Ele sublinha que transformação da China em uma potência da pesquisa não aconteceu por acaso, sendo o resultado de decisões políticas deliberadas, investimentos financeiros substanciais e reformas sistêmicas destinadas a melhorar a qualidade acadêmica.
De acordo com o Escritório Nacional de Estatísticas da China, os gastos com pesquisa e desenvolvimento (P&D) do país atingiram um recorde histórico de 3,61 trilhões de yuans (aproximadamente US$ 500 bilhões) em 2024.
Isso representa um aumento de 8,3% em relação ao ano anterior e representa 2,68% do PIB da China, uma porcentagem que continua a aumentar de forma constante. Ao contrário do passado, onde o financiamento da pesquisa estava espalhado por muitos projetos, o governo chinês adotou uma abordagem mais estratégica, canalizando recursos para áreas-chave como inteligência artificial, ciência dos materiais e exploração espacial.
Uma das mudanças de política mais notáveis – acrescenta a FPIF – foi o afastamento das métricas de avaliação baseadas em publicações. Anteriormente, os acadêmicos chineses eram incentivados a publicar o maior número possível de artigos, muitas vezes às custas da qualidade.
Reformas recentes introduziram “um sistema de revisão por pares mais rigoroso que prioriza pesquisas impactantes e inovadoras em vez do grande volume”. Mudança que resultou em uma melhoria significativa na credibilidade e influência global da produção científica chinesa.
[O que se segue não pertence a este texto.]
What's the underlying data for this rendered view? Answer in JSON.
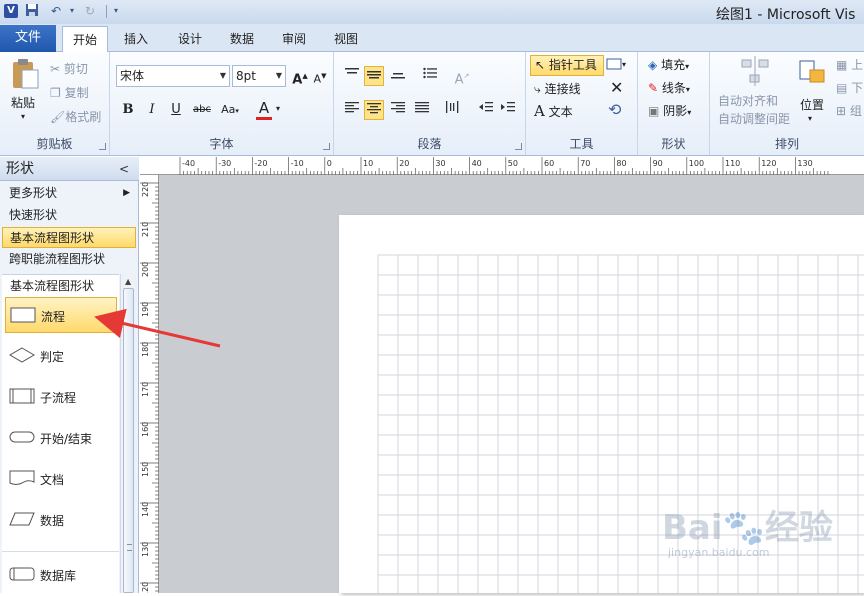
{
  "window": {
    "title": "绘图1 - Microsoft Vis"
  },
  "quick_access": {
    "save_icon": "save-icon",
    "undo_icon": "undo-icon",
    "redo_icon": "redo-icon"
  },
  "tabs": {
    "file": "文件",
    "home": "开始",
    "insert": "插入",
    "design": "设计",
    "data": "数据",
    "review": "审阅",
    "view": "视图"
  },
  "ribbon": {
    "clipboard": {
      "label": "剪贴板",
      "paste": "粘贴",
      "cut": "剪切",
      "copy": "复制",
      "format_painter": "格式刷"
    },
    "font": {
      "label": "字体",
      "font_name": "宋体",
      "font_size": "8pt",
      "bold": "B",
      "italic": "I",
      "underline": "U",
      "strike": "abc",
      "case": "Aa",
      "color": "A"
    },
    "paragraph": {
      "label": "段落"
    },
    "tools": {
      "label": "工具",
      "pointer": "指针工具",
      "connector": "连接线",
      "text": "文本"
    },
    "shape": {
      "label": "形状",
      "fill": "填充",
      "line": "线条",
      "shadow": "阴影"
    },
    "arrange": {
      "label": "排列",
      "auto_align": "自动对齐和",
      "auto_adjust": "自动调整间距",
      "position": "位置",
      "up": "上",
      "down": "下",
      "group": "组"
    }
  },
  "shapes_panel": {
    "title": "形状",
    "items": [
      {
        "label": "更多形状",
        "has_arrow": true
      },
      {
        "label": "快速形状"
      },
      {
        "label": "基本流程图形状",
        "selected": true
      },
      {
        "label": "跨职能流程图形状"
      }
    ],
    "stencil_title": "基本流程图形状",
    "shapes": [
      {
        "label": "流程",
        "icon": "process-shape-icon",
        "selected": true
      },
      {
        "label": "判定",
        "icon": "decision-shape-icon"
      },
      {
        "label": "子流程",
        "icon": "subprocess-shape-icon"
      },
      {
        "label": "开始/结束",
        "icon": "terminator-shape-icon"
      },
      {
        "label": "文档",
        "icon": "document-shape-icon"
      },
      {
        "label": "数据",
        "icon": "data-shape-icon"
      },
      {
        "label": "数据库",
        "icon": "database-shape-icon"
      }
    ]
  },
  "ruler": {
    "h_ticks": [
      "-40",
      "-30",
      "-20",
      "-10",
      "0",
      "10",
      "20",
      "30",
      "40",
      "50",
      "60",
      "70",
      "80",
      "90",
      "100",
      "110",
      "120",
      "130"
    ],
    "v_ticks": [
      "220",
      "210",
      "200",
      "190",
      "180",
      "170",
      "160",
      "150",
      "140",
      "130",
      "120"
    ]
  },
  "colors": {
    "accent": "#ffd96b",
    "file_tab": "#2a63b8",
    "arrow": "#e53935"
  }
}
Também as estratégias agressivas de aquisição de talentos. O “Programa Mil Talentos”, lançado em 2008, atraiu com sucesso milhares de pesquisadores chineses e estrangeiros para as principais universidades do país. Ao oferecer salários competitivos, instalações de pesquisa de última geração e financiamento substancial, a China reverteu o fenômeno de longa data da “fuga de cérebros” e criou um ambiente no qual pesquisadores de primeira linha podem prosperar.
Além disso, as universidades receberam “maior autonomia nas decisões de contratação, desenvolvimento de currículo e colaborações internacionais”. Essa descentralização permitiu que as instituições fossem mais dinâmicas e responsivas às tendências científicas globais, acelerando ainda mais a ascensão da China como uma superpotência acadêmica. A crescente influência da China na academia não é apenas uma conquista intelectual; tem ramificações geopolíticas significativas.
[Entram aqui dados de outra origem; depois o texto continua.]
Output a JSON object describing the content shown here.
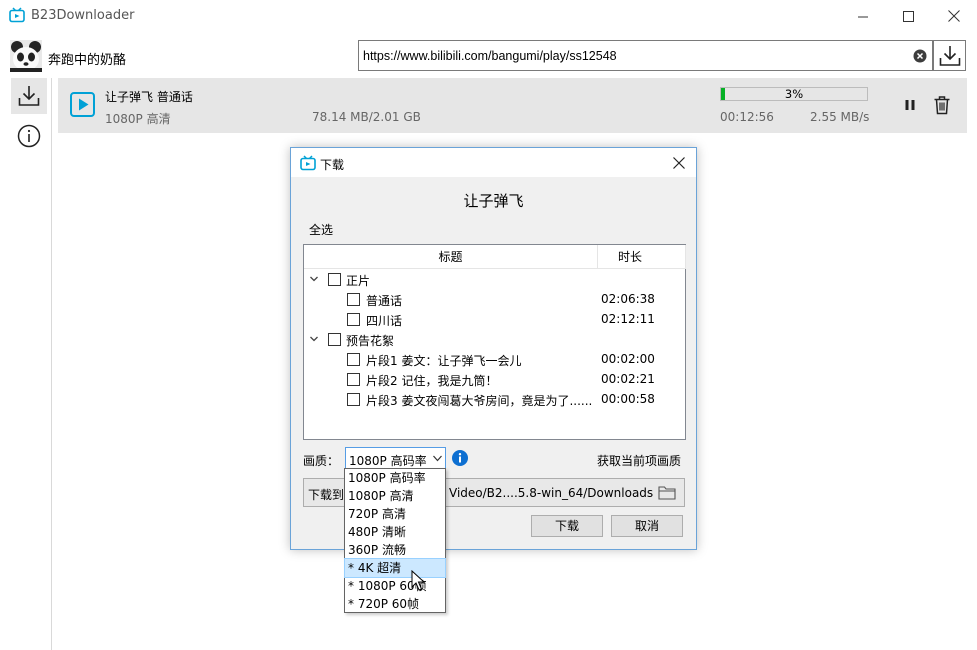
{
  "window": {
    "title": "B23Downloader"
  },
  "header": {
    "username": "奔跑中的奶酪",
    "url_value": "https://www.bilibili.com/bangumi/play/ss12548"
  },
  "task": {
    "title": "让子弹飞 普通话",
    "quality": "1080P 高清",
    "size": "78.14 MB/2.01 GB",
    "progress": 0.03,
    "progress_text": "3%",
    "elapsed": "00:12:56",
    "speed": "2.55 MB/s"
  },
  "dialog": {
    "title": "下载",
    "heading": "让子弹飞",
    "select_all": "全选",
    "columns": {
      "title": "标题",
      "duration": "时长"
    },
    "groups": [
      {
        "label": "正片",
        "items": [
          {
            "label": "普通话",
            "duration": "02:06:38"
          },
          {
            "label": "四川话",
            "duration": "02:12:11"
          }
        ]
      },
      {
        "label": "预告花絮",
        "items": [
          {
            "label": "片段1 姜文：让子弹飞一会儿",
            "duration": "00:02:00"
          },
          {
            "label": "片段2 记住，我是九筒！",
            "duration": "00:02:21"
          },
          {
            "label": "片段3 姜文夜闯葛大爷房间，竟是为了......",
            "duration": "00:00:58"
          }
        ]
      }
    ],
    "quality_label": "画质：",
    "quality_selected": "1080P 高码率",
    "fetch_quality": "获取当前项画质",
    "download_to_label": "下载到：",
    "download_path": "Video/B2....5.8-win_64/Downloads",
    "ok_label": "下载",
    "cancel_label": "取消"
  },
  "quality_options": [
    "1080P 高码率",
    "1080P 高清",
    "720P 高清",
    "480P 清晰",
    "360P 流畅",
    "* 4K 超清",
    "* 1080P 60帧",
    "* 720P 60帧"
  ],
  "colors": {
    "accent": "#0078d7",
    "brand": "#00a1d6",
    "progress": "#06b025",
    "selection": "#cce8ff"
  }
}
Os avanços que os formuladores de políticas dos EUA veem como um desafio à supremacia tecnológica americana, levando a uma série de políticas restritivas, incluindo controles de exportação de tecnologia avançada de semicondutores e limitações de visto para pesquisadores chineses.
No entanto – destaca o autor -, “em vez de sufocar o progresso da China, essas medidas apenas intensificaram o esforço do país pela autossuficiência”. A recente revelação do modelo DeepSeek R1 AI, que rivaliza com o GPT-4 da OpenAI, apesar de ser desenvolvido com chips domésticos, é uma prova da capacidade da China de inovar sob pressão.
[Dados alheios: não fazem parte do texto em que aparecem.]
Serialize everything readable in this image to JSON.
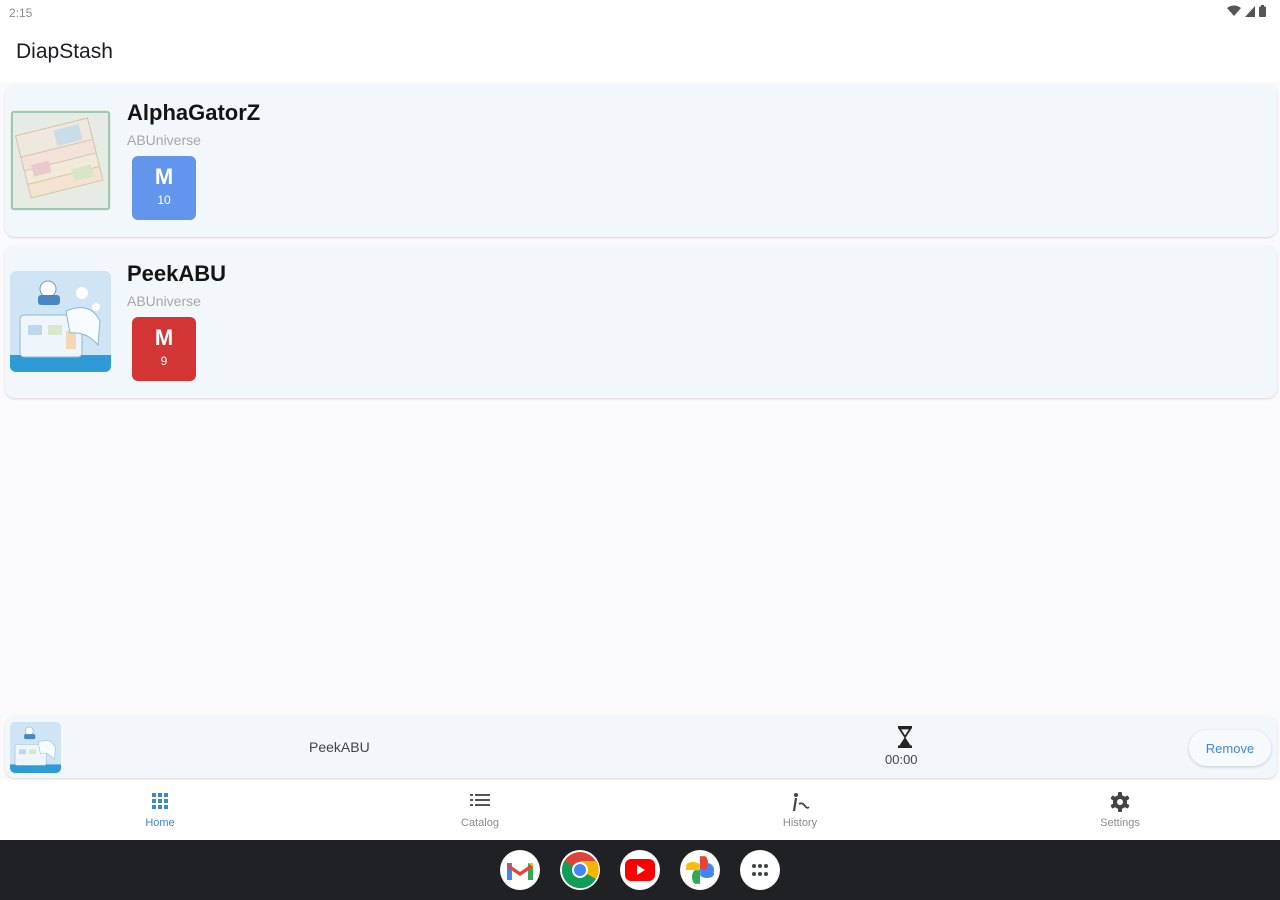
{
  "status_bar": {
    "time": "2:15"
  },
  "app": {
    "title": "DiapStash"
  },
  "cards": [
    {
      "name": "AlphaGatorZ",
      "brand": "ABUniverse",
      "size_letter": "M",
      "count": "10",
      "badge_color": "#6495ed"
    },
    {
      "name": "PeekABU",
      "brand": "ABUniverse",
      "size_letter": "M",
      "count": "9",
      "badge_color": "#d33434"
    }
  ],
  "now_wearing": {
    "name": "PeekABU",
    "timer": "00:00",
    "remove_label": "Remove"
  },
  "nav": {
    "items": [
      {
        "label": "Home",
        "icon": "grid-icon",
        "active": true
      },
      {
        "label": "Catalog",
        "icon": "list-icon",
        "active": false
      },
      {
        "label": "History",
        "icon": "history-icon",
        "active": false
      },
      {
        "label": "Settings",
        "icon": "gear-icon",
        "active": false
      }
    ]
  },
  "dock": {
    "apps": [
      "gmail-icon",
      "chrome-icon",
      "youtube-icon",
      "photos-icon",
      "app-drawer-icon"
    ]
  },
  "colors": {
    "accent": "#3e86d9",
    "card_bg": "#f2f7fc",
    "system_bar": "#202124"
  }
}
Outro fator é que cada vez mais, as instituições chinesas estão formando parcerias com universidades na África, América Latina e Oriente Médio, promovendo uma nova ordem acadêmica que desafia o modelo tradicional de intercâmbio científico centrado no Ocidente.
Está em pauta, observa Khalid, se os EUA e a Europa “serão capazes de recuperar seu antigo domínio ou terão que se adaptar a um mundo acadêmico multipolar onde a China desempenha um papel central”. “Embora as instituições ocidentais ainda liderem em muitas áreas, a rápida ascensão da China demonstra que a excelência científica não está mais confinada a um punhado de universidades de elite nos Estados Unidos e na Europa. A mudança não é apenas sobre números. Trata-se de influência, inovação e capacidade de definir a agenda para o futuro da ciência e da tecnologia.”